You can run it in your data center server, or you can run it on your laptop, right? Now you have that the same program can run both races. It is a little bit the same way here.
I know when you guys first started, at least what it became, because there were many years before we knew it publicly, but prior to 2019. In 2019, of course, we had not had that ChatGPT Generative AI moment. As we look at Cisco's role in connecting disparate data, which is what we have always been good at, how does this help us stay in the lead in enabling customers to be able to?
I mean, it is a beautiful example, right? Because we did not have—there are a lot of things we did not have five years ago, even two years ago. ChatGPT is just two years old, right?
Yeah.
And it has changed everything. A nd there are feature requirements, especially in these large training data centers and networks, that you have to have much, much better load balancing because it's about your $10 billion worth of GPUs do not want to be sitting idle very long, right? If you drop the packets, then you have to restart and so forth. It is very important. There are certain features that were not invented when we built the chip that we then—our customer came in, said, "Can you do this?" We went back and we do-do-do. Yes, here it is.
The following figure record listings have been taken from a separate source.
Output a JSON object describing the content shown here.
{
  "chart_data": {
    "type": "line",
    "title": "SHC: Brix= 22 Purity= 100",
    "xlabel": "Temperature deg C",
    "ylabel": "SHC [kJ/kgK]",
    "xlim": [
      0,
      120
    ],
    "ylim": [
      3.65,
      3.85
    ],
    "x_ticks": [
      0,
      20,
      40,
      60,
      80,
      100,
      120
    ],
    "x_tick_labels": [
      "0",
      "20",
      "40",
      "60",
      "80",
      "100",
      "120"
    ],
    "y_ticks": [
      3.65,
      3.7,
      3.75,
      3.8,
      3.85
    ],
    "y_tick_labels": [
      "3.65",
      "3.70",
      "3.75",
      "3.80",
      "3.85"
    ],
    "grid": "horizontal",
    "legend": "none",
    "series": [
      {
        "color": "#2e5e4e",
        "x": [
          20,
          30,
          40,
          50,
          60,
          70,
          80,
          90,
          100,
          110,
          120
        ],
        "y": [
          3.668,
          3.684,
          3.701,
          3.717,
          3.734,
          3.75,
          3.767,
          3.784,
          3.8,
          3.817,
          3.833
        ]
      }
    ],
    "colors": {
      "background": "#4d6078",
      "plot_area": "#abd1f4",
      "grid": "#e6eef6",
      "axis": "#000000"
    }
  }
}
That is flexibility that makes it.
That is powerful.
Yeah, so you're not worried about where things are going because it feels like there's a lot of pressure on you and your team to be able to say, "Predict the market," at the same time the market is changing faster than we can interpret things today as we're learning about it.
I feel very good on the path we're on. We have now launched essentially all our product lines. We have different letters in the alphabet for different classes. They're rolling out. We're working on subsequent generations and subsequent generations. I think we're starting to hit a stride here where we can continue to deliver value and innovation to our customers.
Final question. I was curious where this might go. What is the one thing that people tend to get maybe misunderstand and you think, "Well, it'd be better if everybody didn't have it"?
Maybe a misconception?
Yeah, it's a great one because we call it Silicon One. A lot of people think it's just one chip. We have one architecture, one chip, and it's a one-size-fits-all. That's not true. We purpose-built families for different roles in the network, for the service provider network, for the hyperscaler network, for the core router network, for the campus network. We have purpose-built devices for each of them optimized exactly for that role. The smallest device we have is less than 500 GB of switching capacity. The biggest one is this one right now. It's 51 TB. That is a huge range with or without tables and buffers. It's purpose-built. It's based on a common foundation, but it's purpose-built.
That's perfect. Martin Lund, Senior VP, Executive VP. I know you said I was going to do that. Executive VP.
Is that the way you say it?
It doesn't matter. You can call me Martin.
The hardware group. Thank you so much. It's always good. It's fun.
Oh, I love that. Thank you so much. Great job, Robb. And thanks so much to Martin Lund. He's just amazing. That brings us to the end of our Wednesday broadcast day. Amazing. It really is our honor and our joy to bring every moment, every message of Cisco Live 2025 direct to you wherever you are around the world, wherever you are tuning in from. On behalf of our entire brilliant Cisco TV broadcast and production team, all of your hosts, Robb, Michelle, Lauren, Z, myself, Steve Moulter, have a great night. We will meet you right back here tomorrow morning for closing day here in San Diego. Thanks so much for keeping us company on the live stream. Bye-bye, everyone.